Isaiah 61:1 The Spirit of the Lord GOD is upon me,
Because the LORD has anointed me
To bring good news to the afflicted;
He has sent me to bind up the brokenhearted,
To proclaim liberty to captives
And freedom to prisoners . . .
Brian and I just got back from Together2016.
- Spiritual battle: I was struggling to trust God’s goodness and sovereignty in my husband’s illness, prayer, blogging, reading scripture all became 10X harder
- Physical: I barely slept all week, Brian’s vertigo reached epic proportions by Tuesday, Daniel woke up crying out in pain and I was fighting sinus issues that was beginning to mess with my ears
- Mind: I couldn’t process or remember things and I wasn’t sure that I could even engage the D.C trip enough to make it worth our while
- Heart: I was growing bitter and angry
I felt cut off from God. I did not feel his hand guiding us through the ugliness of our circumstances. All I could see is that he wasn’t healing Brian and allowing more struggles than either of us could withstand.
What I didn’t know, until this morning, is that my 6 (almost 7) year old daughter checked on her daddy regularly throughout Monday, and each time she prayed for him. She prayed specifically that he would be well and be able to make the trip to D.C.

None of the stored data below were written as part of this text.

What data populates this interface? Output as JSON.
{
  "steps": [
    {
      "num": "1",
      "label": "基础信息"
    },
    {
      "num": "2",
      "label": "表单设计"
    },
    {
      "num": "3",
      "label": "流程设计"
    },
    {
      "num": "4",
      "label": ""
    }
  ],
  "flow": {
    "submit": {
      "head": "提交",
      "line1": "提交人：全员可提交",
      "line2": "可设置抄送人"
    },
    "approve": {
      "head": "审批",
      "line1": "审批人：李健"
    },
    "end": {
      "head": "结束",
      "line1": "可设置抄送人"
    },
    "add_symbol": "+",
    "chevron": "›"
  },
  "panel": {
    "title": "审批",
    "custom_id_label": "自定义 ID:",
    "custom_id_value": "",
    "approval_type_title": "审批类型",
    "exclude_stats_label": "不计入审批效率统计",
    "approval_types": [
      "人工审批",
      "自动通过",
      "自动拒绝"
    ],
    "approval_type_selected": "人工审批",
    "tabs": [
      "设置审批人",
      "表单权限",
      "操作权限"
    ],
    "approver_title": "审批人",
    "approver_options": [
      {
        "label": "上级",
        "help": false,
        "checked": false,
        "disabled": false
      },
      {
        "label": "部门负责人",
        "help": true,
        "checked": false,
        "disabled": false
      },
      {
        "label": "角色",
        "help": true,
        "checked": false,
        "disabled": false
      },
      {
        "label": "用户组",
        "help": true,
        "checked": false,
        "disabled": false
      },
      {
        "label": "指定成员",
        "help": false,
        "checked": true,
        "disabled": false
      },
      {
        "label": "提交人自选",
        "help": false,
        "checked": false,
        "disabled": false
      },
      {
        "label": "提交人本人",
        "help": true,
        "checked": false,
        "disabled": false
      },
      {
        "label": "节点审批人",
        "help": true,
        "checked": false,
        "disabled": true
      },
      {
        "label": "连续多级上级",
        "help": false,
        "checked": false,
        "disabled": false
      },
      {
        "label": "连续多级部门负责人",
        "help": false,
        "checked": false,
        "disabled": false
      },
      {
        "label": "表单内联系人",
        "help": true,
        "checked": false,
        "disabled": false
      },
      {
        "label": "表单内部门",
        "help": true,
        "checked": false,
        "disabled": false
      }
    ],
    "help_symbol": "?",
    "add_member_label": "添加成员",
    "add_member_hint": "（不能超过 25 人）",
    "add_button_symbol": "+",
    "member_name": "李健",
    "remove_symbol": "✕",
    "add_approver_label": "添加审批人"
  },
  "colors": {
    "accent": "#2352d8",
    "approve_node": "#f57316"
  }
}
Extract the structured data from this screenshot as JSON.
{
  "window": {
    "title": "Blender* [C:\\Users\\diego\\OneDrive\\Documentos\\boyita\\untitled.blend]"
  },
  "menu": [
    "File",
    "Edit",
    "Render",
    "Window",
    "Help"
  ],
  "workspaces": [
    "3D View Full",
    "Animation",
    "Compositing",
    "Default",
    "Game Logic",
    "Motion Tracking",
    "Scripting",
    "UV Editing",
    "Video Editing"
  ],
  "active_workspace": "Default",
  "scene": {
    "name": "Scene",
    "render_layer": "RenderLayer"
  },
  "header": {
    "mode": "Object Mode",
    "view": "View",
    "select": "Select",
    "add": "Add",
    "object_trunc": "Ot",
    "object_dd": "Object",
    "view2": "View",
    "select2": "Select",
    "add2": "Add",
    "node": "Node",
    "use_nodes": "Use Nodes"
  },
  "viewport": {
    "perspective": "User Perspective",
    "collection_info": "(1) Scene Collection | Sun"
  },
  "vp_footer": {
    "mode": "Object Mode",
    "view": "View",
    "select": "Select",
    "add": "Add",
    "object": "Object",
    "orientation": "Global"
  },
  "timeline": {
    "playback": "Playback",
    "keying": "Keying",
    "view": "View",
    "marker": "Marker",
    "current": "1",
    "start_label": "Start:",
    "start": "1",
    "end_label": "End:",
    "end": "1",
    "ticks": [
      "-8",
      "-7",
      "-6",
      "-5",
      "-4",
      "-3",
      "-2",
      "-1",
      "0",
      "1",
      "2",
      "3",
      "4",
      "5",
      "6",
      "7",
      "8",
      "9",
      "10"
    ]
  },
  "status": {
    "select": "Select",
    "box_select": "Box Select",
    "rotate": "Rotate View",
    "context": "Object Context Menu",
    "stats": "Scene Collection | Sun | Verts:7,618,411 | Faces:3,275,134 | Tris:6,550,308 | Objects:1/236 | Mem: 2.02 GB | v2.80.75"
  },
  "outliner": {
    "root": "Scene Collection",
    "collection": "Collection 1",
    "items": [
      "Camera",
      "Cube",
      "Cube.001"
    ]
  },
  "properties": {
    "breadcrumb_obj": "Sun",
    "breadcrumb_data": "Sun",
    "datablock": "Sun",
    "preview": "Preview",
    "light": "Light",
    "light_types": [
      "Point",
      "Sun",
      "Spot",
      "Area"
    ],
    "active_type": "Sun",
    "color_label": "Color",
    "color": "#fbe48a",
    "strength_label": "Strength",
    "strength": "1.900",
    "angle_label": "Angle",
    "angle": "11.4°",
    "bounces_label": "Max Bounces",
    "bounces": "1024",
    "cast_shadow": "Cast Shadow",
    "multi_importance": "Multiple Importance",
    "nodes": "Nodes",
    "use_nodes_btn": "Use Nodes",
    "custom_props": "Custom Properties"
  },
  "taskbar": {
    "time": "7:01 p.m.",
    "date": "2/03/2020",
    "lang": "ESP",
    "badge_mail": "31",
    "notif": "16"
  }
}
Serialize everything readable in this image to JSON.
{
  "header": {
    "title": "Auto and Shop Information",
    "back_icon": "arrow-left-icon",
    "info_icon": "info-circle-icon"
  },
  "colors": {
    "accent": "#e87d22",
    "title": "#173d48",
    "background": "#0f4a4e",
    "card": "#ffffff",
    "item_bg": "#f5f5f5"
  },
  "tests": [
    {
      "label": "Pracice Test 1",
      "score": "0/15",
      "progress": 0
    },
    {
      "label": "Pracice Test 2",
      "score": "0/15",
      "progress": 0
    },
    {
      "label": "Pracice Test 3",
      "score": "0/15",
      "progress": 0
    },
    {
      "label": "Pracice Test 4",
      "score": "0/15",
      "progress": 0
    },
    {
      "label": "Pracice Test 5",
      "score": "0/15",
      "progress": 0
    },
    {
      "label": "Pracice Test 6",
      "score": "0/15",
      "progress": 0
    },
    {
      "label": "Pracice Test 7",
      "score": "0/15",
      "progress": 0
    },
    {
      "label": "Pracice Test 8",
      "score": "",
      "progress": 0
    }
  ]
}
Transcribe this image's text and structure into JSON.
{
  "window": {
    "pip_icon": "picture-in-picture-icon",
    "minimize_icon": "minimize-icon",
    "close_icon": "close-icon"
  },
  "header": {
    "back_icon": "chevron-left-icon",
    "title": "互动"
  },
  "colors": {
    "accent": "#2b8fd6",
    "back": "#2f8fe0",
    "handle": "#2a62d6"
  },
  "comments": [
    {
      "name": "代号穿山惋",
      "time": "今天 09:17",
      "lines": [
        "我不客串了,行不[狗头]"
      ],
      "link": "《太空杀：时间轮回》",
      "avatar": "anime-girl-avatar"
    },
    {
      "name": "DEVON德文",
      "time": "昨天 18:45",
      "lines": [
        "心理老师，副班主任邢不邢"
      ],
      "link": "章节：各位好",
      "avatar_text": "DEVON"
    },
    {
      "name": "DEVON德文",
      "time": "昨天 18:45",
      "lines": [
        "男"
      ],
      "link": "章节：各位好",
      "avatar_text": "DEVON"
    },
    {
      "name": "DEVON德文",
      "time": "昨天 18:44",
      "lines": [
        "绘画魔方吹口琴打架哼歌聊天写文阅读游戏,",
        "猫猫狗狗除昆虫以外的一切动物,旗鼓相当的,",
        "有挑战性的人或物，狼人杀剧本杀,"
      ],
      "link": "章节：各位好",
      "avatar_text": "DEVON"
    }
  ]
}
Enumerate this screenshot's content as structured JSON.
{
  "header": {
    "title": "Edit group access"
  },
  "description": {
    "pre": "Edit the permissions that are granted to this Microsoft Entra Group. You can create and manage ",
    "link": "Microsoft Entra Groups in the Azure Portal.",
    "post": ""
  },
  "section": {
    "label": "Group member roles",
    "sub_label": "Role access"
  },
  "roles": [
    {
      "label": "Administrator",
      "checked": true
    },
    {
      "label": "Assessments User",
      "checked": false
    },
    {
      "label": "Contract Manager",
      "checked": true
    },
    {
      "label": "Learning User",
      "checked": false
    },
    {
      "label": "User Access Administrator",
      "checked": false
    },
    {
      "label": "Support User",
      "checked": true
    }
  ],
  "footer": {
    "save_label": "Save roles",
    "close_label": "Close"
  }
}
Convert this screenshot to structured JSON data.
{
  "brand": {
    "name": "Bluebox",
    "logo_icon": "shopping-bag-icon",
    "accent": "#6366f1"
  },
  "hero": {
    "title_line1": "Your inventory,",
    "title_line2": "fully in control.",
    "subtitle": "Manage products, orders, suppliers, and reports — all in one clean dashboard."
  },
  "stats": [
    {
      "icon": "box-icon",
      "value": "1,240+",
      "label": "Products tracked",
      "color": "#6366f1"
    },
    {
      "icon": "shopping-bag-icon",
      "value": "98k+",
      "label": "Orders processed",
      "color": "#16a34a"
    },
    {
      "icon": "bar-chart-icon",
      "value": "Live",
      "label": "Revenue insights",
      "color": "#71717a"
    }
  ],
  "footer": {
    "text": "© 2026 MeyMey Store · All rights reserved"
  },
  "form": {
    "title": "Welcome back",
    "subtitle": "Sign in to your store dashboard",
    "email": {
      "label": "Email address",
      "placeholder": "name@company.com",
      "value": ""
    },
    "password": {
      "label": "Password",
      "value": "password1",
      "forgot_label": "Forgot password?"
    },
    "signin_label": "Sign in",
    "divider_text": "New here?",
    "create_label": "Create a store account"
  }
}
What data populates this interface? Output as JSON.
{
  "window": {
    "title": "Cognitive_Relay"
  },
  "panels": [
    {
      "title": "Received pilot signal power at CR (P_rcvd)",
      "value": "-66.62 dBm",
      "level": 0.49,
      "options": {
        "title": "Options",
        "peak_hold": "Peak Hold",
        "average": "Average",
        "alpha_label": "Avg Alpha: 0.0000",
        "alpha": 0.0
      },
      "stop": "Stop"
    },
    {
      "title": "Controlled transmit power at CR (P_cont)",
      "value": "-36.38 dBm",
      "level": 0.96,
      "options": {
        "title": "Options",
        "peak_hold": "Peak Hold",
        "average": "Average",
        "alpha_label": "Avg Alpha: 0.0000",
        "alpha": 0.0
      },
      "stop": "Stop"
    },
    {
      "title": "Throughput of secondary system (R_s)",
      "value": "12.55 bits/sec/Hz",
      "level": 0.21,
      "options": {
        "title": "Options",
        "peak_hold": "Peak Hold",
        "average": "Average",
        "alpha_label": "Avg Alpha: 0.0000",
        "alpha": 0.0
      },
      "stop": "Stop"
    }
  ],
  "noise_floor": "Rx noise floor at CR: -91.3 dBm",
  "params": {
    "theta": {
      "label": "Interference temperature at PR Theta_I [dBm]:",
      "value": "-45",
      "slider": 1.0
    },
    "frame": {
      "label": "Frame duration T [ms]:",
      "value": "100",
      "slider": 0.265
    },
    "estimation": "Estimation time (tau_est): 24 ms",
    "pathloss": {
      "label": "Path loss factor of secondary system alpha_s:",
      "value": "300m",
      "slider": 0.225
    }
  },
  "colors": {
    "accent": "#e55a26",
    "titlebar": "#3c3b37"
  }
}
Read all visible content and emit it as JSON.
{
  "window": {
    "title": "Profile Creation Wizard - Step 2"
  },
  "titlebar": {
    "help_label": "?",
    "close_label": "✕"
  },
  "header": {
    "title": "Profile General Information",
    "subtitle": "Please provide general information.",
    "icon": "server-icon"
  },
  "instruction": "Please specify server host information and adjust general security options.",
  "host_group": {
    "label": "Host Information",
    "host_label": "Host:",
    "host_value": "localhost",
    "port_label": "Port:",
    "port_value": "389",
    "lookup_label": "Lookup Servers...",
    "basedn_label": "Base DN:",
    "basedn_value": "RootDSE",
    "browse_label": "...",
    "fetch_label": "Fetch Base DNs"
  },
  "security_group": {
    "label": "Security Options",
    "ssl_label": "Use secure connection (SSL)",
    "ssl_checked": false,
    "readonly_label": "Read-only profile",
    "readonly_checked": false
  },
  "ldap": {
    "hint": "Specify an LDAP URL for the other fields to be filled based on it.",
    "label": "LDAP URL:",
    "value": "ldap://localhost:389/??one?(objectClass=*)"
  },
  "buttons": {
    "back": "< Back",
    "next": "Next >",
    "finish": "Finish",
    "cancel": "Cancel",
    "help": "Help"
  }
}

Wednesday morning Brian woke up with such exuberance and stayed that way the rest of the week, in spite of some rough moments physically. I sought medical care for my ears and the kids sang VBS songs every day with such passion that it ministered to my weary soul. Even when I struggled to cry out, God knew what I needed!
- I am returning with a clear mission: I am to speak boldly into the darkness
- Surrounded by such a cloud of witnesses (some who are now new friends) I WILL NOT QUIT!
- I am encouraged by a nation turning to pray for healing in the midst of so much world pain
- I heard clearly from God
- I am closer to my husband
- Reset of purpose, and strengthened in offering the reason for the hope I have!
- Abiding in Christ and trusting God with what I cannot see or fathom.